A inclusão, no campo literário talvez ainda mais do que nos outros, é uma questão de legitimidade. Neste sentido, a própria crítica e a pesquisa acadêmica não são desprovidas de relevância. Ler Carolina Maria de Jesus como literatura, colocá-la, quem sabe, ao lado de Guimarães Rosa e Clarice Lispector, em vez de relegá-la ao limbo do “testemunho” e do “documento”, significa aceitar como legítima sua dicção, que é capaz de criar envolvimento e beleza, por mais que se afaste do padrão estabelecido pelos escritores da elite.
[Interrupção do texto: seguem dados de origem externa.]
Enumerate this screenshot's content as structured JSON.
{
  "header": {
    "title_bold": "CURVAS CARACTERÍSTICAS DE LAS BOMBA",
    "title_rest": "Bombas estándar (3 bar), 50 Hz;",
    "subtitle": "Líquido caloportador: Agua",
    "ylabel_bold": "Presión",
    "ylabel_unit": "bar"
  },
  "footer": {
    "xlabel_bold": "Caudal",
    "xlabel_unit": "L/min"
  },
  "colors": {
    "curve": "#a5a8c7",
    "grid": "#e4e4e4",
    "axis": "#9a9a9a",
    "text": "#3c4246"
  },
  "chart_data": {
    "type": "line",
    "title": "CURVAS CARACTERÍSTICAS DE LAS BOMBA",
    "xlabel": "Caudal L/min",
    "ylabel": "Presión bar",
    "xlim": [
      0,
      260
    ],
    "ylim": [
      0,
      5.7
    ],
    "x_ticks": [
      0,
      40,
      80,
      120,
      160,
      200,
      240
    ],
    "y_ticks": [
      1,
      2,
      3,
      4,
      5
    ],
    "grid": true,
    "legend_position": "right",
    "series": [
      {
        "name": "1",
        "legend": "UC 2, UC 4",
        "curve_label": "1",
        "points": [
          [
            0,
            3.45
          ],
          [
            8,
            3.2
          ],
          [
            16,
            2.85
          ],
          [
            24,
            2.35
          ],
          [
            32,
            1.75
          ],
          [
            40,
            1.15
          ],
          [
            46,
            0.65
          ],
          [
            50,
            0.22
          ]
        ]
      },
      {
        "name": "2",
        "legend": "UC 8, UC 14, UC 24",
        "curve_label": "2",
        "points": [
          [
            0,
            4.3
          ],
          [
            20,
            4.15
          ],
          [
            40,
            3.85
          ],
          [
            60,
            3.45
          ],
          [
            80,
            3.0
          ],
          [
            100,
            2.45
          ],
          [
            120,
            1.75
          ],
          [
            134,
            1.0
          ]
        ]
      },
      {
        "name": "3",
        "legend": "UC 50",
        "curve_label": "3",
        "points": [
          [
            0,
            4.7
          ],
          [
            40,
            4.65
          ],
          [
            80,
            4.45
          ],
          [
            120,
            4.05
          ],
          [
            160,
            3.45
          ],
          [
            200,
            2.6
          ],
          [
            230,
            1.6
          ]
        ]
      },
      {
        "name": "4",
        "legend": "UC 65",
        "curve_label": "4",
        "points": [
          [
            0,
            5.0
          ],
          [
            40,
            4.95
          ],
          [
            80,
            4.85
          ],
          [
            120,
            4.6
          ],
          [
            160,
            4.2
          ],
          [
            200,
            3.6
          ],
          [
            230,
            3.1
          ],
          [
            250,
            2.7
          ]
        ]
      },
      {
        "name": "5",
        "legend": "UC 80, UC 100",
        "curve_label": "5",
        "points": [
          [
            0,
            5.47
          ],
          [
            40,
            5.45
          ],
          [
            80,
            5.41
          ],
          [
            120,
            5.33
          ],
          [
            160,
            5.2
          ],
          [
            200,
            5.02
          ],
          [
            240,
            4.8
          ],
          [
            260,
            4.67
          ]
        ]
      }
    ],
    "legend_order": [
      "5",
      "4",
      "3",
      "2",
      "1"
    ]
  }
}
O objetivo principal da pesquisa foi entender qual a presença, na narrativa brasileira mais recente, de personagens de diferentes grupos sociais. Num recorte que possui seu quê de arbitrário, como qualquer recorte, optou-se por trabalhar com romances e contos publicados a partir de 1990. Dentre esses, foram escolhidos aqueles que, por critérios variados, são considerados mais representativos do campo literário brasileiro (prestígio do autor e da casa editora, repercussão na mídia, premiações etc.).

Os resultados esperados incluem, sobretudo, a produção de um mapeamento das personagens da narrativa brasileira mais recente, que servirá de subsídio para a investigação mais ampla à qual está vinculada, o projeto "Representações de grupos marginalizados na narrativa brasileira contemporânea" e apoiado pelo CNPq.